I'm thinking of putting a B&M floor shifter in my 66 Tempest...The car has a TH-350 trans in it with the stock column shift. What all is involved in this change....How much would it effect value of car....Is this something I should consider doing or not?....The car has the stock 50/50 split front seat.....Anyone have any advice or experience in this mod?:cool


----------



## 05GTO (Oct 6, 2004)

I guess to do it right you would need a used replacement steering column, bucket seats, additional bucket seat brackets, console, shifter, cable and a cable bracket for the transmission.

I think your car would be more valuable like it is, IMHO!


----------



## topfuel67 (Dec 23, 2008)

Its pretty easy to put a center console in too. Why bother with the B&M? I converted my 65 from a column to a console. Looks great. You just need to cut a small hole for the shift linkage.
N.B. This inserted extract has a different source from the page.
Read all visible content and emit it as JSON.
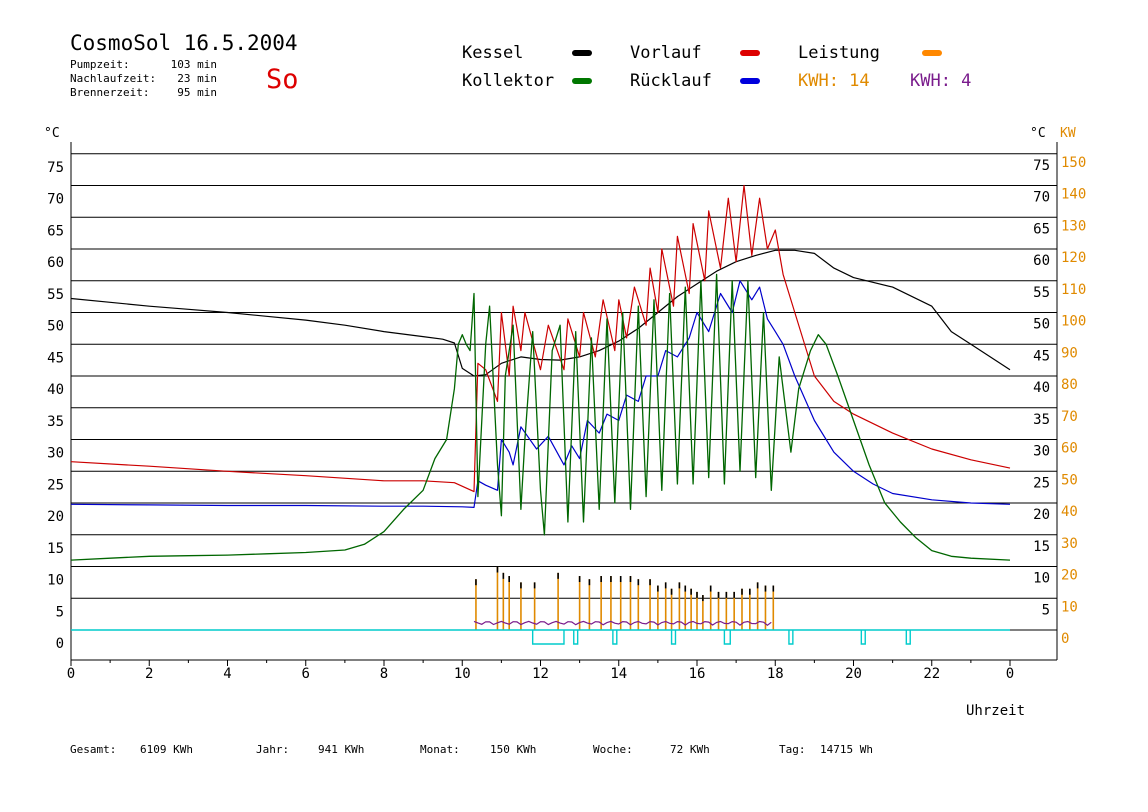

Bolt the Shifter to the top of the floor pan (there are even indentations in the floor pan where it bolts) and the bottom part of the shift linkage bolts under the floor pan (you only need that small hole cut to connect the 2 with a samll shift lever). The stock linkage is plenty sturdy enough for a th350.


----------



## alexh123animals (Nov 23, 2008)

if you do that conversion let me know if you want to sell the column:cool


----------



## Too Many Projects (Nov 15, 2008)

I believe B&M has everything you need to complete the conversion available and with retaining your bench seat. You could just remove the pin holding the shifter arm at the column and leave the column in place with the nub for now. I would think there is a neutral safety switch on the B&M, but you should check into that too.


----------